Gern nehmen sie Theil an dem ländlichen Mahl,
Da schlürfen sie zierlich die Milch aus der Schal’.

Das Heu in der Scheune, so duftig und weich,
Das ist ihres Königes Sitz und Bereich.

Das Haupt ihm ein goldenes Krönchen umkränzt,
Mit Perl’ und Demant und Karfunkel durchglänzt.

Er wird als Beschützer des Gutes verehrt,
Darin sich die Fülle des Segens vermehrt;

Als hätt’ er’s umzogen mit magischem Bann,
Daß keinerlei Mißgeschick treffen es kann;

Nicht Krankheit noch Seuchen bedrängen es je,
Kein Sturm und Gewitter, kein Hagel und Schnee.

Die Schlangen sie bringen nur Glück in das Haus,
All’ anderen Gütern blüht dieses voraus. –

Als aber der biedere Bauer verstarb,
Ein Anderer käuflich das Hofgut erwarb.

Der war gar ein falscher und geiziger Mann
Und gegen die Schlangen ein wahrer Tyrann.

Ab hieb er dem König das glitzernde Haupt,
Das goldene Krönchen er gierig ihm raubt.

Dann jagt er die Schlangen aus Hof und aus Haus,
Aus Keller und Küchen und Feldern hinaus.

Doch freut er nicht lange des Segens sich mehr,
Der drinnen gewaltet – er büßet es schwer!

Denn Alles verdirbt ihm, als wär’ es verflucht:
Die Heerden, die Gärten, die Wiesen, die Frucht.

Das stattliche Haus, es geräth in Zerfall
Von der Fluth des Gebirgs unterwühlendem Schwall.
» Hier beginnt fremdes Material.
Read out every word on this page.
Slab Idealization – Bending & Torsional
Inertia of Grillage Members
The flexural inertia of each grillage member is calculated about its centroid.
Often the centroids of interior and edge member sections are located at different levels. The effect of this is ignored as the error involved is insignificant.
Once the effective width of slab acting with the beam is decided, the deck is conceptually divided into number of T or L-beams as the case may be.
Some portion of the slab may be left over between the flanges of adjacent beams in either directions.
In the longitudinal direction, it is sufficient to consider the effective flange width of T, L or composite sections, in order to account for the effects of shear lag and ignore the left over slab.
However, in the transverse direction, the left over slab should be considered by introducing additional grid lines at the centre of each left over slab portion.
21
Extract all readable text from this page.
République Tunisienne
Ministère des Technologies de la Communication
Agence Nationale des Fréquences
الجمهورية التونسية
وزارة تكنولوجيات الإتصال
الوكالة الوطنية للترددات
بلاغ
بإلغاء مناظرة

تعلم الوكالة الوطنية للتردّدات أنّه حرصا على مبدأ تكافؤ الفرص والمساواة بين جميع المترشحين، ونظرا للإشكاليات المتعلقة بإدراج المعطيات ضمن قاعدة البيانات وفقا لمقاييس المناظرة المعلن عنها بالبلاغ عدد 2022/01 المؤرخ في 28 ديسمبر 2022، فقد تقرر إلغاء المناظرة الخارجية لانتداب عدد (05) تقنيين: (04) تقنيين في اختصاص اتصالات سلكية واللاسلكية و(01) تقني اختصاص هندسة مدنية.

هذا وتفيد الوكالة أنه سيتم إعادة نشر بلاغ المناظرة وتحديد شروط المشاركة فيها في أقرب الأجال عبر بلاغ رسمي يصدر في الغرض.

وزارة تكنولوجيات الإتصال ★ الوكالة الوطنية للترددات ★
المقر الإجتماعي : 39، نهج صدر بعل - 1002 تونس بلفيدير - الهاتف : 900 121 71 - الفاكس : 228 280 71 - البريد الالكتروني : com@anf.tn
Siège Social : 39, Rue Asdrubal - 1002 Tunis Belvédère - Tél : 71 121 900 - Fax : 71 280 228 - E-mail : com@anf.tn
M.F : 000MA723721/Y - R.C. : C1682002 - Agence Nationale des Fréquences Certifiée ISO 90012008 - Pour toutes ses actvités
Und als er einst Nachts, wie seit lange ja schon,
Sich wälzt auf dem Lager, vom Schlummer geflohn;

Da hört er ein Wispern und Schleichen ringsum,
Ein Zischen und pfeifender Stimmchen Gesumm.

Da ringelt sich’s ihm um den Nacken so kalt,
Umschlingt ihm die Glieder mit Riesengewalt;

Da züngeln viel Hundert von Schlangen ihn an,
Mit betäubendem Odem, mit spitzigem Zahn.

Sie halten mit rächender Wuth ihn umstrickt;
Sein Schreien, sein Röcheln, – bald ist es  e r s t i c k t.